Я всегда беру именно четыре бутылки пива, потому что после опорожнения четвертой наступает мягкий такой уход сознания. Сознание, словно литерный поезд, плавно начинает уходить куда-то вперед, в сладкую неизвестность, и ты плавно движешься вместе с ним, окутанный теплотой и любовью. А все эти мерзкие морды провожающих остаются где-нибудь позади, даже если они не хотят этого, даже если они этому всячески сопротивляются. А впереди у тебя убаюкивающая дорога, дорога куда-то вглубь себя – лишь бы от всех подальше.

Но в этот раз мне не удалось надежно закрыться от реальности. Она настигла меня во сне. Мне приснился заброшенный дом, оконные проемы без рам и стекол, сорванный паркет на полу, а в пыли лежала та самая режиссерша и о чем-то меня просила, как хорошо знакомого друга. Я понимал, что она мертва, я всей душой хотел от нее отделаться, пользуясь тем, что, кроме нас двоих, в этом доме никого нет. Главное, нет моего начальства, поэтому я потом могу сказать всем, что никогда не встречал убитой режиссерши и не слышал ее просьб, поэтому не должен их исполнять и вообще заниматься этим трупом. Я кивал ей в ответ, а сам все думал, как поскорее улизнуть. Я уже почти повернулся к ней спиной. Но убиенная вдруг схватила меня за руку. Я взглянул на нее и увидел, что у нее в руках откуда-то взялся большой круглый пирог. Она протягивала его мне и умоляла съесть. Было омерзительно даже представить себе, что я возьму в рот ее угощение. Но она не отставала, и я решил откусить. Откусил и стал пережевывать. И в этот момент заброшенный дом наполнился людьми. Все эти люди видели, что я «засветился» рядом с покойной, что нас теперь что-то связывает. А главная неприятность состояла в том, что рядом со мной уже стоял мой начальник капитан Баталин и с обидой в голосе спрашивал: «Что ж ты мне вешал лапшу на уши, что заболел? А сам ведь оказался на месте происшествия даже быстрее меня». Покойная тоже вдруг замолвила за меня доброе словцо моему начальнику: «Хороший мальчик раньше всех ко мне прибыл».

 

Я проснулся. Первая мысль после сна: да, от осмотра трупака я отвертелся, а вот от участия в этом деле, пожалуй, вряд ли. Такая перспектива меня не обрадовала: куда спокойнее носить на службе бумажки с этажа на этаж, чем бегать как собака с высунутым языком, пытаясь что-то расследовать. За окном было темно, и я решил продолжать спать.
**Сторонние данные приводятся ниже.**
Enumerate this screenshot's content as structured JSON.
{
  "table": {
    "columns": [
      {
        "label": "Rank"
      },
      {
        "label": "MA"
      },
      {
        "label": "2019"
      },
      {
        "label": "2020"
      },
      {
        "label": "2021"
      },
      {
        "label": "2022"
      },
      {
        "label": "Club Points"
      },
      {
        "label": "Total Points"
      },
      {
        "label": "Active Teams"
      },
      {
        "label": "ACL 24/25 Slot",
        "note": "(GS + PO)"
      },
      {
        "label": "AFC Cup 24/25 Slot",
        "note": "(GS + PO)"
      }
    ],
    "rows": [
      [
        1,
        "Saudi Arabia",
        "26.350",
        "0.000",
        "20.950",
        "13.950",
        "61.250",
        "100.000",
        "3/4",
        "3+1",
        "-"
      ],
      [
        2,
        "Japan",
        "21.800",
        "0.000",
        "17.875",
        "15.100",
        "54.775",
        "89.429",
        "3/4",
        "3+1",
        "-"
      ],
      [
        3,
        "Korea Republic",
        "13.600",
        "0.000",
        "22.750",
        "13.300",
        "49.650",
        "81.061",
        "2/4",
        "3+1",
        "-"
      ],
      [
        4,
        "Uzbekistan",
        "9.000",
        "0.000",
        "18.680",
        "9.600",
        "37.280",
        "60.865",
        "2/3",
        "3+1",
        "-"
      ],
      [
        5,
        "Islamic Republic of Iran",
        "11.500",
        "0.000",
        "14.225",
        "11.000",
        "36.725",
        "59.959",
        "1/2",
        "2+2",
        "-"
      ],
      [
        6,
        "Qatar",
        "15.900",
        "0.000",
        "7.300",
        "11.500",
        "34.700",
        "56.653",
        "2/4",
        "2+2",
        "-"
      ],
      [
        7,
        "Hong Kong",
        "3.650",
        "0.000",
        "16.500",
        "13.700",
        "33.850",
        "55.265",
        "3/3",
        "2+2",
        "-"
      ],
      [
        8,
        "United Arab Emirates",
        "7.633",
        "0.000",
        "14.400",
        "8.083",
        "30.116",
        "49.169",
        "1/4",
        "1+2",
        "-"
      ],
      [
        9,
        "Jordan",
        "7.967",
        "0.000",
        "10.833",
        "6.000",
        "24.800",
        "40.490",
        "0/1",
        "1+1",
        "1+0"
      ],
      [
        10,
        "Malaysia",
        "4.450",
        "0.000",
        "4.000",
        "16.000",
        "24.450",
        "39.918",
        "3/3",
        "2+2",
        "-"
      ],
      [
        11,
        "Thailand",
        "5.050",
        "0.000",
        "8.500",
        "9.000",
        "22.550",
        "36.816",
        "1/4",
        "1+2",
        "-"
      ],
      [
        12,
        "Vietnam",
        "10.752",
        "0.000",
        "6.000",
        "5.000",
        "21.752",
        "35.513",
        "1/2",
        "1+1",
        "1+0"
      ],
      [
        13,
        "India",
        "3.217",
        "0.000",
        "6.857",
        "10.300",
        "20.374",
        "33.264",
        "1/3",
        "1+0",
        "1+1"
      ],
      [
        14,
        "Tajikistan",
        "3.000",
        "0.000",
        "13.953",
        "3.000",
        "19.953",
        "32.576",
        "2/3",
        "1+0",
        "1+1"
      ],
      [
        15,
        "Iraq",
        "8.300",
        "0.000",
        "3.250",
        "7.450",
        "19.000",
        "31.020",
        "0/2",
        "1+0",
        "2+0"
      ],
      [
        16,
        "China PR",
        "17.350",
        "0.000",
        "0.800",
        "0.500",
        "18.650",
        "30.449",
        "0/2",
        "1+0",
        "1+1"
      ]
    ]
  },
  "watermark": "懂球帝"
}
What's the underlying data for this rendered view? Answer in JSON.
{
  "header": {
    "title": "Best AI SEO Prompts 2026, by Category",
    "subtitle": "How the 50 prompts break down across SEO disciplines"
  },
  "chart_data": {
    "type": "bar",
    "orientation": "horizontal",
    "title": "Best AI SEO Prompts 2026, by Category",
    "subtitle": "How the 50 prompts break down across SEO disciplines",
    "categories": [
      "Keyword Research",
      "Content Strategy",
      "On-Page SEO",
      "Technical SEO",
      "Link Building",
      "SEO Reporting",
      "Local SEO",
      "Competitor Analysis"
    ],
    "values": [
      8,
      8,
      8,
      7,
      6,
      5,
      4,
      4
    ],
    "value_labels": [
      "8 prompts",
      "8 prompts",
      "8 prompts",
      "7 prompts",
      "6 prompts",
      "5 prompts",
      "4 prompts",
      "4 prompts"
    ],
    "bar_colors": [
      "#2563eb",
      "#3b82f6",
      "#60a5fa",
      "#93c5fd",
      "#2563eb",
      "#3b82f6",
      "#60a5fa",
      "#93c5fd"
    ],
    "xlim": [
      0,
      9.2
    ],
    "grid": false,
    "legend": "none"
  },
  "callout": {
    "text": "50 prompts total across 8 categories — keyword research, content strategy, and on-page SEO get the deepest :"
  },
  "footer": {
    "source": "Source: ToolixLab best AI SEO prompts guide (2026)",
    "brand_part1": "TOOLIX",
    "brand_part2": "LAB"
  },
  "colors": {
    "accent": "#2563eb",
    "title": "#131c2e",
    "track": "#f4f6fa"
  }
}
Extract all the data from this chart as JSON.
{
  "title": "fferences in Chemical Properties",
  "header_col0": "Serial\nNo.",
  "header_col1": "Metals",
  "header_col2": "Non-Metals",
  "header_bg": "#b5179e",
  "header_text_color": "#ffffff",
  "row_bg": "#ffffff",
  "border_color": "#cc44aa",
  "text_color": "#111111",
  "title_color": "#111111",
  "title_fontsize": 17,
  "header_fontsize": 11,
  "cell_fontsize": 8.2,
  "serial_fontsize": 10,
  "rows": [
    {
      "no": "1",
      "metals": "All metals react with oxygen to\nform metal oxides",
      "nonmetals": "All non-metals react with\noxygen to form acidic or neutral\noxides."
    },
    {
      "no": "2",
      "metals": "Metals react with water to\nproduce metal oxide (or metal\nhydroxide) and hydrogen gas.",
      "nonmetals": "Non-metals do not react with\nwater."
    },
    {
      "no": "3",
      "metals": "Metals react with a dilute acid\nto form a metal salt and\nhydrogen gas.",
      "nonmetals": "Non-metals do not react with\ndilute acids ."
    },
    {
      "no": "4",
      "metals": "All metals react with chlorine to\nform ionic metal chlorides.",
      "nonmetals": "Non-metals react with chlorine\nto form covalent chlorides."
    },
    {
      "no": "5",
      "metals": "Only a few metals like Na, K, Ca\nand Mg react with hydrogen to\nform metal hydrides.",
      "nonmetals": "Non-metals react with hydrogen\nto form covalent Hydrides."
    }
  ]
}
Утром я проснулся с мыслью о том, откуда взять справку о мнимой болезни и о какой именно. Как-то было надо оправдать свое вчерашнее отсутствие на месте происшествия. Первая мысль, конечно, о Янге у неё мать врач, что-нибудь да придумает. На будильнике семь часов утра. В восемь может позвонить злополучный капитан Баталин. Придет на службу, увидит, что меня нет, и давай звонить. А на службу я сегодня не пойду, пусть там преступники хоть всех наших агентов перемочат не пойду – ведь я тяжело болен. А значит, надо звонить Янге.

Янгу турнули с первого же вступительного экзамена при поступлении в медицинский институт, и она сейчас работает секретарем-референтом в какой-то организации, связанной с фармакологией. На работу ей к восьми, так что звонить уже можно. Набираю номер. Тревожный голос Янги: «Что-то случилось? Почему в такую рань?» – «Надо от работы закосить, – отвечаю я, – спроси быстренько мать, какая инфекция сейчас ходит по городу и какие симптомы заболевания». Слышно, как Янга о чём-то говорит с матерью, затем обе хохочут. Янга, едва сдерживая смех, говорит уже в трубку: «Сейчас в разгаре вирус гриппа, симптомом которого является метеоризм» «Что-что? – переспрашиваю я, – какой такой „метеоризм?“» – «Ну, это научное название обильного газовыделения, – хохочет Янга. – Словом, жалуешься на головную боль, слабость, высокую температуру, а главное, напираешь на то, что у тебя пучит живот. Понял?» – «Понял», – отвечаю я.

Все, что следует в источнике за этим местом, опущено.